Isn't it funny how you make plans, and the universe comes over, looks at them, and then flips your table over?
But really, we were a little behind on Thursday. Our bus driver arrived late and looked a little green behind the ears. Then on our way to a church by Karl Moser, he got very lost and we ended up losing some time. But no big deal, right? The church itself was beautiful, we arrived at the perfect time when the light shines through the stained glass windows. The entire church looked like a beautifully painted kaleidescope.
Our next two stops involved some sweet talking and sheer luck. Both were Herzog & deMuron projects, and they were neighbors. One was on the Swiss side of the border and was a rehabilitation center, and the other one (a gym) was on the French side. We walked across the very minimally secured border to the gym first. Heiner gave us instructions on how to walk swiftly inside and ignore anyone who tried to stop us (sneaky sneaky), but luckily a very friendly security guard let us in.
We looked at the columns in the gym, and how they were all leaning left and right to form almost a chevron pattern (for all you quilters out there!). The chevron pattern is a more stable shape than just straight columns, so the architects were able to use thinner columns to achieve the same structural strength.
After the gym, we asked nicely at the rehab center if we could go inside the atrium. They let us in, and we milled about, marvelling at the many courtyards of the building. The idea behind the rehab center was interesting- the architects took a cubic shape and subtracted pieces from it. Where there were "holes", they created couryards. The building is very transparent; most of the walls are glass, so you can see through almost the whole building at once. You could argue that that level of transparency might not be desirable for people rehabilitating themselves from traumas and accidents, but the architects thought that the high transparency would help everyone motivate each other.

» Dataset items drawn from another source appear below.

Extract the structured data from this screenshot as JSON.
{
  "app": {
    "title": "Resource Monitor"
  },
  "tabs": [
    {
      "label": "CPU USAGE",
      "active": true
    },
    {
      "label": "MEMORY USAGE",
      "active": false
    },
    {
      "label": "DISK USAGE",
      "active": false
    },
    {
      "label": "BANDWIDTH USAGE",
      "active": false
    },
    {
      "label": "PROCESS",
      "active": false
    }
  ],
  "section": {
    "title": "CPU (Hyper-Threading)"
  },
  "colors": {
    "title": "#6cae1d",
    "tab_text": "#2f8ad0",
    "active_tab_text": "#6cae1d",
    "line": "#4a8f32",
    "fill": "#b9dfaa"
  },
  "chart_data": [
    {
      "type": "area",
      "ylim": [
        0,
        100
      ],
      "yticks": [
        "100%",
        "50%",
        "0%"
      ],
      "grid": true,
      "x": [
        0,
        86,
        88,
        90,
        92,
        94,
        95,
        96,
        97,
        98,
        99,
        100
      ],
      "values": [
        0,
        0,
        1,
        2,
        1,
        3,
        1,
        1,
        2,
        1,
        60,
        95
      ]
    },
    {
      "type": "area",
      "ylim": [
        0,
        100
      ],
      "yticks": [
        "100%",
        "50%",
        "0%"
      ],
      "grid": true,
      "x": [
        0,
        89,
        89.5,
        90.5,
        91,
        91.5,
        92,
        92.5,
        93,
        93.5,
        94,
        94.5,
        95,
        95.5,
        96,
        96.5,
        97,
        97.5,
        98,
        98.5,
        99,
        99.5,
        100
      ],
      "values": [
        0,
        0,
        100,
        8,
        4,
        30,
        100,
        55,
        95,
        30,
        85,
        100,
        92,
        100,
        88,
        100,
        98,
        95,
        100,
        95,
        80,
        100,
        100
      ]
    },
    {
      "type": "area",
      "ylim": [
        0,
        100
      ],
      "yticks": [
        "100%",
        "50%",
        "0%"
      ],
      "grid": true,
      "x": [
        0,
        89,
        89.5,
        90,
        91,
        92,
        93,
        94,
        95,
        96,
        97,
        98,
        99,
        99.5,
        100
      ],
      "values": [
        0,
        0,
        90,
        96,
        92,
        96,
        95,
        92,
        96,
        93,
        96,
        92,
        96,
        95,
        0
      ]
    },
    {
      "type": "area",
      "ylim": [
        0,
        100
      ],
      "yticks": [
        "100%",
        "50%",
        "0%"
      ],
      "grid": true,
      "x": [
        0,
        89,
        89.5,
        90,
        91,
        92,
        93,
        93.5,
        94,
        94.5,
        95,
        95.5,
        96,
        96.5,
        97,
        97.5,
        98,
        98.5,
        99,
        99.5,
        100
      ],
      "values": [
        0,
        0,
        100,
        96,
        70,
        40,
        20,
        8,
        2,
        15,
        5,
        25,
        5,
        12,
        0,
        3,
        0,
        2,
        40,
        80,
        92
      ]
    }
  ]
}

We then piled into our bus and started the (excessively) long trip to Ronchamp, France, to visit one of the most famous chapels we've ever studied. The architect was Le Corbusier, the same guy who did the Heidi Gruber Haus and Villa Savoye, which we will be seeing on Friday. The church was designed to be a pilgrimage church, which means it only holds services once or twice a year. The main altar and pulpit are outside too, which turns the whole lawn into the area for the congregation. It's perfect for when 10,000 people show up for mass there! Inside the building is a beautiful dark chapel where smaller services are held.

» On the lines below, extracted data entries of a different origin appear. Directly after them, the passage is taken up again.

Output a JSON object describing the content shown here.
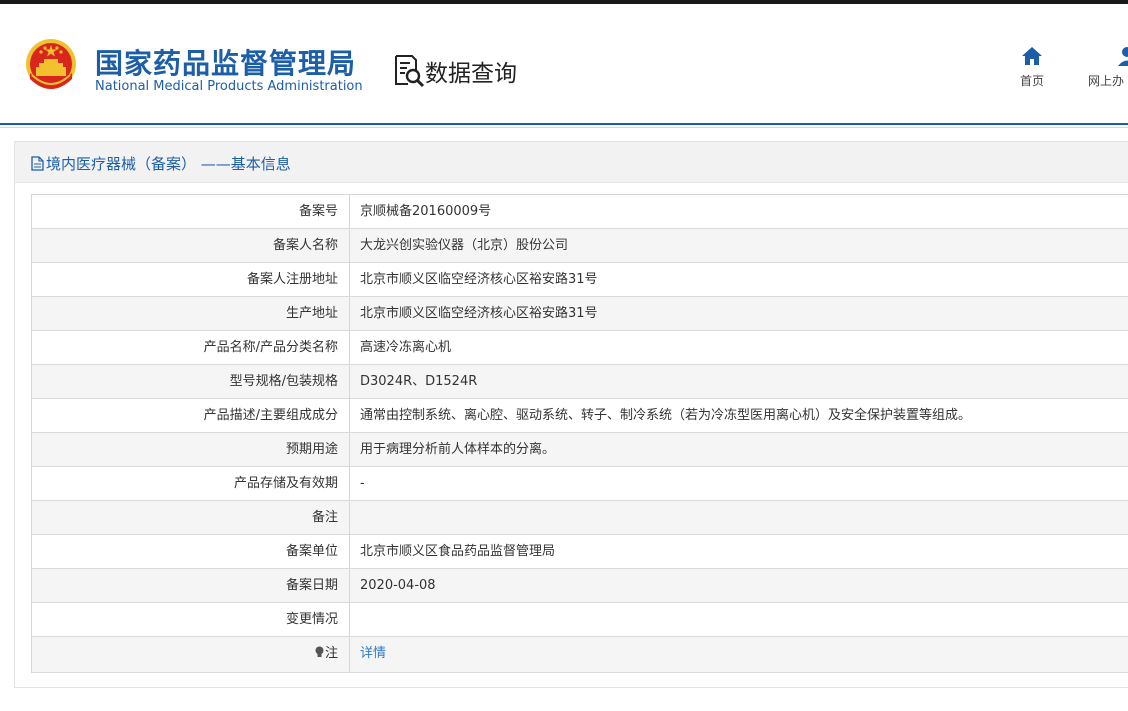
{
  "header": {
    "org_name_cn": "国家药品监督管理局",
    "org_name_en": "National Medical Products Administration",
    "section_title": "数据查询",
    "nav": [
      {
        "label": "首页",
        "icon": "home-icon"
      },
      {
        "label": "网上办",
        "icon": "user-icon"
      }
    ]
  },
  "panel": {
    "title": "境内医疗器械（备案） ——基本信息"
  },
  "record": {
    "rows": [
      {
        "label": "备案号",
        "value": "京顺械备20160009号"
      },
      {
        "label": "备案人名称",
        "value": "大龙兴创实验仪器（北京）股份公司"
      },
      {
        "label": "备案人注册地址",
        "value": "北京市顺义区临空经济核心区裕安路31号"
      },
      {
        "label": "生产地址",
        "value": "北京市顺义区临空经济核心区裕安路31号"
      },
      {
        "label": "产品名称/产品分类名称",
        "value": "高速冷冻离心机"
      },
      {
        "label": "型号规格/包装规格",
        "value": "D3024R、D1524R"
      },
      {
        "label": "产品描述/主要组成成分",
        "value": "通常由控制系统、离心腔、驱动系统、转子、制冷系统（若为冷冻型医用离心机）及安全保护装置等组成。"
      },
      {
        "label": "预期用途",
        "value": "用于病理分析前人体样本的分离。"
      },
      {
        "label": "产品存储及有效期",
        "value": "-"
      },
      {
        "label": "备注",
        "value": ""
      },
      {
        "label": "备案单位",
        "value": "北京市顺义区食品药品监督管理局"
      },
      {
        "label": "备案日期",
        "value": "2020-04-08"
      },
      {
        "label": "变更情况",
        "value": ""
      }
    ],
    "note": {
      "label": "注",
      "link_text": "详情"
    }
  },
  "colors": {
    "brand_blue": "#1d5ea8",
    "link_blue": "#2d7ac9",
    "emblem_red": "#d9261c",
    "emblem_gold": "#f2c12e"
  }
}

We only had a few hours there, due to Mr. Bus Driver getting lost on the way. But we did an exercise where we each drew the floorplan of the building three times. The first time, I drew the outer perimeter first, then the inside. The second time, I drew it from the inside out. It was interesting to see how the drawings improved just between one and two. I was stoked for number three and even busted out my big sketchbook for it, but I started the drawing too high up on the page, so the top half of the building got cut off...
The altar outside, and the windows of the chapel within
Renzo Piano designed a nunnery at Ronchamp, nestled into the hillside. It was an interesting position for him to be in- design something that is itself beautiful without taking away from the piece of iconic architecture up the hill. Our professor actually met him 5 years ago, when he was visiting Ronchamp on a site visit for this nunnery.

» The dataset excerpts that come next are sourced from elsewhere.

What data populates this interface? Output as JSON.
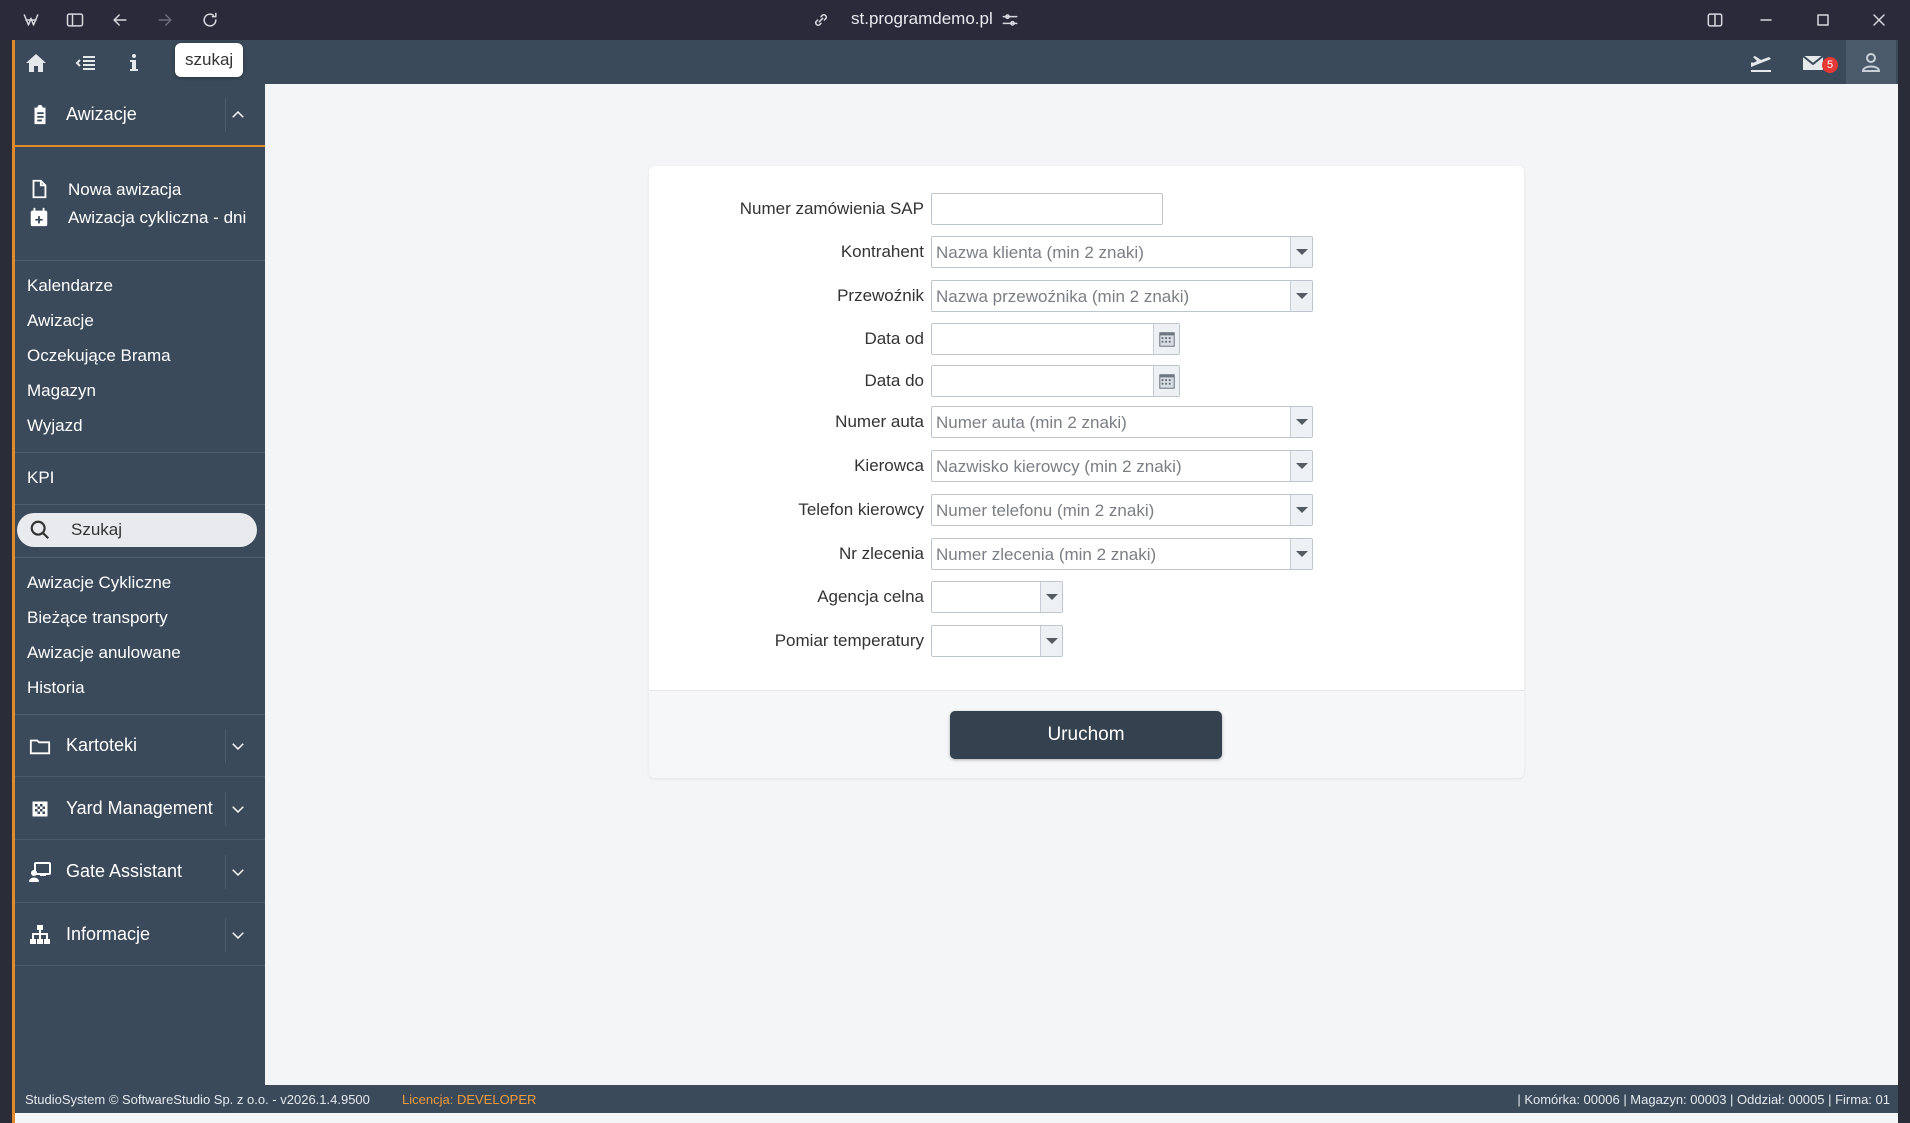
{
  "browser": {
    "url": "st.programdemo.pl",
    "icons": [
      "app-logo-icon",
      "sidebar-toggle-icon",
      "back-icon",
      "forward-icon",
      "reload-icon",
      "link-icon",
      "site-settings-icon",
      "split-view-icon",
      "minimize-icon",
      "maximize-icon",
      "close-icon"
    ]
  },
  "topbar": {
    "tooltip": "szukaj",
    "mail_badge": "5",
    "icons": [
      "home-icon",
      "collapse-menu-icon",
      "info-icon",
      "plane-icon",
      "mail-icon",
      "user-icon"
    ]
  },
  "sidebar": {
    "awizacje_header": "Awizacje",
    "sub_items": [
      {
        "label": "Nowa awizacja",
        "icon": "file-icon"
      },
      {
        "label": "Awizacja cykliczna - dni",
        "icon": "calendar-plus-icon"
      }
    ],
    "group1": [
      "Kalendarze",
      "Awizacje",
      "Oczekujące Brama",
      "Magazyn",
      "Wyjazd"
    ],
    "kpi": "KPI",
    "search_placeholder": "Szukaj",
    "group2": [
      "Awizacje Cykliczne",
      "Bieżące transporty",
      "Awizacje anulowane",
      "Historia"
    ],
    "sections": [
      {
        "label": "Kartoteki",
        "icon": "folder-icon"
      },
      {
        "label": "Yard Management",
        "icon": "grid-icon"
      },
      {
        "label": "Gate Assistant",
        "icon": "gate-assistant-icon"
      },
      {
        "label": "Informacje",
        "icon": "sitemap-icon"
      }
    ]
  },
  "form": {
    "fields": [
      {
        "label": "Numer zamówienia SAP",
        "type": "text",
        "placeholder": ""
      },
      {
        "label": "Kontrahent",
        "type": "combo",
        "placeholder": "Nazwa klienta (min 2 znaki)"
      },
      {
        "label": "Przewoźnik",
        "type": "combo",
        "placeholder": "Nazwa przewoźnika (min 2 znaki)"
      },
      {
        "label": "Data od",
        "type": "date",
        "placeholder": ""
      },
      {
        "label": "Data do",
        "type": "date",
        "placeholder": ""
      },
      {
        "label": "Numer auta",
        "type": "combo",
        "placeholder": "Numer auta (min 2 znaki)"
      },
      {
        "label": "Kierowca",
        "type": "combo",
        "placeholder": "Nazwisko kierowcy (min 2 znaki)"
      },
      {
        "label": "Telefon kierowcy",
        "type": "combo",
        "placeholder": "Numer telefonu (min 2 znaki)"
      },
      {
        "label": "Nr zlecenia",
        "type": "combo",
        "placeholder": "Numer zlecenia (min 2 znaki)"
      },
      {
        "label": "Agencja celna",
        "type": "select",
        "placeholder": ""
      },
      {
        "label": "Pomiar temperatury",
        "type": "select",
        "placeholder": ""
      }
    ],
    "submit": "Uruchom"
  },
  "status": {
    "left": "StudioSystem © SoftwareStudio Sp. z o.o. - v2026.1.4.9500",
    "license_prefix": "Licencja:",
    "license_value": "DEVELOPER",
    "right": "| Komórka: 00006 | Magazyn: 00003 | Oddział: 00005 | Firma: 01"
  }
}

We left Ronchamp around 4:20, much later than our original 3:30 departure. That put us getting into Troyes around 7:30, which put us very close for dinner. And to top it all off, I don't speak a lick of French.
Troyes is essentially a long stop on our way to Paris, but we were able to utilize our time here well. We visited the Mediatheque (the library), some student housing, and a gym before Heiner turned us loose for the afternoon. I spent my day walking around, taking in the picturesque town, and sketching. I drew some timber frame houses and the Gothic Cathedral in town- all in all, I would call it a good day.
Troyes has the greatest number of medieval timber frame houses of any city in Europe, I do believe.
It poses an interesting design question. In a town with so much medial history and style, how should the modern architecture look? Should it be a reproduction of what is there? Should it be completely different? I think the most successful projects were those that met in the middle. Those that alluded to the timber frame, but modernized it. I found a GREAT one out on a walk, but I didn't have my camera.
This is a student housing project that was trying to mimic the timber frame, but combine it with concrete. I wouldn't call this one successful, but it sure was interesting.
We also visited the Mediatheque (library). France's government has socialist tendencies, so that means that the people pay higher taxes. But that money is then reappropriated in government works for the people. So there are a lot more government funded projects for things like libraries, community centers, and places for the people.
The Mediatheque is one of those public works projects. We noticed that the window plane and the columns aren't parallel to each other- the windows kick out at odd angles. We didn't find a reason for it.
But the ceiling was AWESOME.
On an even better note, I purchased a knee brace! The clerk at the Pharmacie didn't speak English and I don't speak French, but we both spoke enough Spanish to understand each other. It all worked out wonderfully.